List of Famous people who died in 1984
Wolfgang Staudte
Wolfgang Staudte, born Georg Friedrich Staudte, was a German film director, script writer and actor. He was born in Saarbrücken.
Lee Krasner
Lenore "Lee" Krasner was an American abstract expressionist painter, with a strong speciality in collage, who was married to Jackson Pollock. Although there was much cross-pollination between their two styles, the relationship somewhat overshadowed her contribution for some time. Krasner’s training, influenced by George Bridgman and Hans Hofmann, was the more formalized, especially in the depiction of human anatomy, and this enriched Pollock’s more intuitive and unstructured output.
Muharrem Ertaş
Muharrem Ertaş was a Turkish folk music singer and a virtuoso of the traditional Turkish instrument bağlama. He was one of the most important members of the Bozlak genre.
Kazuo Hasegawa
Kazuo Hasegawa was a Japanese film and stage actor. He appeared in over 300 films between 1927 and 1963.
Ümit Yaşar Oğuzcan
Ümit Yaşar Oğuzcan was a Turkish poet.
Josef Hartinger
Josef Michael Hartinger was a German lawyer who worked for the Bavarian State authorities in the latter years of the Weimar Republic when the Nazis came to power.
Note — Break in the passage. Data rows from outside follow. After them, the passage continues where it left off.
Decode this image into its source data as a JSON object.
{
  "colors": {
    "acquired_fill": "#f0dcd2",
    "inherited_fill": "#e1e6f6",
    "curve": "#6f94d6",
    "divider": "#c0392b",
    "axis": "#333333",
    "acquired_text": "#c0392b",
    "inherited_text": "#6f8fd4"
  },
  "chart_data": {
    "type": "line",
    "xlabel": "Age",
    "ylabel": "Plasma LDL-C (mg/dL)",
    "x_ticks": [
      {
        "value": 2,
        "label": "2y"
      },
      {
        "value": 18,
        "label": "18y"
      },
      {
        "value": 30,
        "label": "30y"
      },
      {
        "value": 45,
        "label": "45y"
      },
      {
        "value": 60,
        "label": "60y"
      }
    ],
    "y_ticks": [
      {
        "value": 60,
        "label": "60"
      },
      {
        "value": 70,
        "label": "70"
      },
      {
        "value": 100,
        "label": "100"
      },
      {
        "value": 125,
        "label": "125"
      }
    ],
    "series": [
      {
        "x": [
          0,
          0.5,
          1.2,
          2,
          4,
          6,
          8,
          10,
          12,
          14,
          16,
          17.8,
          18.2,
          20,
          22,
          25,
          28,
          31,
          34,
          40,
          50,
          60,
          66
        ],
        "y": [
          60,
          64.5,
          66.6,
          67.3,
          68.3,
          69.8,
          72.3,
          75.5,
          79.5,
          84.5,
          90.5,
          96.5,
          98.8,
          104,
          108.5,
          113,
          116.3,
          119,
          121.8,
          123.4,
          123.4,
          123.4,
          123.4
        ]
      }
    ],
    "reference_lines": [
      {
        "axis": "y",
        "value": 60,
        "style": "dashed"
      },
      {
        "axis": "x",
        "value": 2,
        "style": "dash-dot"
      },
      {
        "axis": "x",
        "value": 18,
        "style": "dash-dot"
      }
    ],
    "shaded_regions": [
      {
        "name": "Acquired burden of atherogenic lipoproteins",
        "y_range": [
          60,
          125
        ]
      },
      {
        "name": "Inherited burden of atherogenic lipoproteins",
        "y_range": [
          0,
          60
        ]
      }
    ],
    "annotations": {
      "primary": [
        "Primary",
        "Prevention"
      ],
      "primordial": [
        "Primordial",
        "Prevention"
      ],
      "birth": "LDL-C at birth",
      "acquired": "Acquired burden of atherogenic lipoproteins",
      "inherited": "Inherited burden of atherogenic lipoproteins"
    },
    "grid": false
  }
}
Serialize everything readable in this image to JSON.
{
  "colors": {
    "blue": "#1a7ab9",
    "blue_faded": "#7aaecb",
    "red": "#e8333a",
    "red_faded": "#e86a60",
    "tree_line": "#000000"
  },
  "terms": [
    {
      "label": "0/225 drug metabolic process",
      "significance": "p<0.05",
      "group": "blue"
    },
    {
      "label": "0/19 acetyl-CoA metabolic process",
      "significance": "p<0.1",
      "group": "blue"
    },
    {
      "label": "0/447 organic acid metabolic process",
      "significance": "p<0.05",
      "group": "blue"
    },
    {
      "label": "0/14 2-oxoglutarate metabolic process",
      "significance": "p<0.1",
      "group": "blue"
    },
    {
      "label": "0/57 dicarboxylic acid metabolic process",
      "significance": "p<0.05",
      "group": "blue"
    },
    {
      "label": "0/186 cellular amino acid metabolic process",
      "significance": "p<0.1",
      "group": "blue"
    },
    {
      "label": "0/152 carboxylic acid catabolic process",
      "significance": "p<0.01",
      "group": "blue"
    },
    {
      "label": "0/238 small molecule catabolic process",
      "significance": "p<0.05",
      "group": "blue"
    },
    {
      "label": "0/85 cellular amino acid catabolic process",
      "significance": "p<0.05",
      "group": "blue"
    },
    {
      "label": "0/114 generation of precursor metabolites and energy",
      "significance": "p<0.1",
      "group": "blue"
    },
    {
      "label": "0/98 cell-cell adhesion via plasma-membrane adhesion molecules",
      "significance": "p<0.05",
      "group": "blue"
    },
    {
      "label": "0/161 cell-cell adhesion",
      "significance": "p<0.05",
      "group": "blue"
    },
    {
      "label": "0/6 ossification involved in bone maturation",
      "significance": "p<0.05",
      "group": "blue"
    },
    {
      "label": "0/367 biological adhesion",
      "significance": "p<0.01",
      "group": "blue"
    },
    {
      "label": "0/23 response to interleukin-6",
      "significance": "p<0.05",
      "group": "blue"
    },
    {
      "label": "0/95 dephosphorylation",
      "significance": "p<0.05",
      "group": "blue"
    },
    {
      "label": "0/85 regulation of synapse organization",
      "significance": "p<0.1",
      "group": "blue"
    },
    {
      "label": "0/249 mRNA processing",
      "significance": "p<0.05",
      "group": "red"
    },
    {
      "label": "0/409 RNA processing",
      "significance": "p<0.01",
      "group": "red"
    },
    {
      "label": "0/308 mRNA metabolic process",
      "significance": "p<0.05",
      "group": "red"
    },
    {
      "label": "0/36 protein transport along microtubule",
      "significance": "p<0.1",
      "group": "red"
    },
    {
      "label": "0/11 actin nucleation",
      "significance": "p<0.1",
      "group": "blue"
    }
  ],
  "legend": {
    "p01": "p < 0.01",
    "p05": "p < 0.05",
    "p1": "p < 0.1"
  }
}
Tasked with investigating some unnatural deaths at the Dachau concentration camp near Munich, Hartinger together with his medical examiner colleague, Moritz Flamm, discovered the SS policy of summary executions and faked suicides at the camp. At great risk to his own safety, Hartinger issued an indictment of the camp authorities, which was ultimately betrayed and suppressed.
Viktor Chukarin
Viktor Ivanovich Chukarin was a Soviet gymnast. He won eleven medals including seven gold medals at the 1952 and 1956 Summer Olympics and was the all-around world champion in 1954. He was the most successful athlete at the 1952 Summer Olympics.
Joseph Losey
Joseph Walton Losey III was an American theatre and film director, producer, and screenwriter. Born in Wisconsin, he studied in Germany with Bertolt Brecht and then returned to the United States. Blacklisted by Hollywood in the 1950s, he moved to Europe where he made the remainder of his films, mostly in the United Kingdom. Among the most critically and commercially successful were three films with screenplays by Harold Pinter: The Servant (1963), Accident (1967) and The Go-Between (1971).
Munif al-Razzaz
Munif al-Razzaz was a Jordanian-Syrian physician and politician who was the second, and last, Secretary General of the National Command of the Arab Socialist Ba'ath Party, having been elected to the post at the 8th National Congress held in April 1965.
Semih Sancar
Semih Sancar was Chief of the General Staff of Turkey from 1973 to 1978, a period including the 1974 Turkish occupation of Cyprus. He was previously Commander of the Turkish Land Forces (1972–1973) and General Commander of the Gendarmerie of Turkey (1969–1970).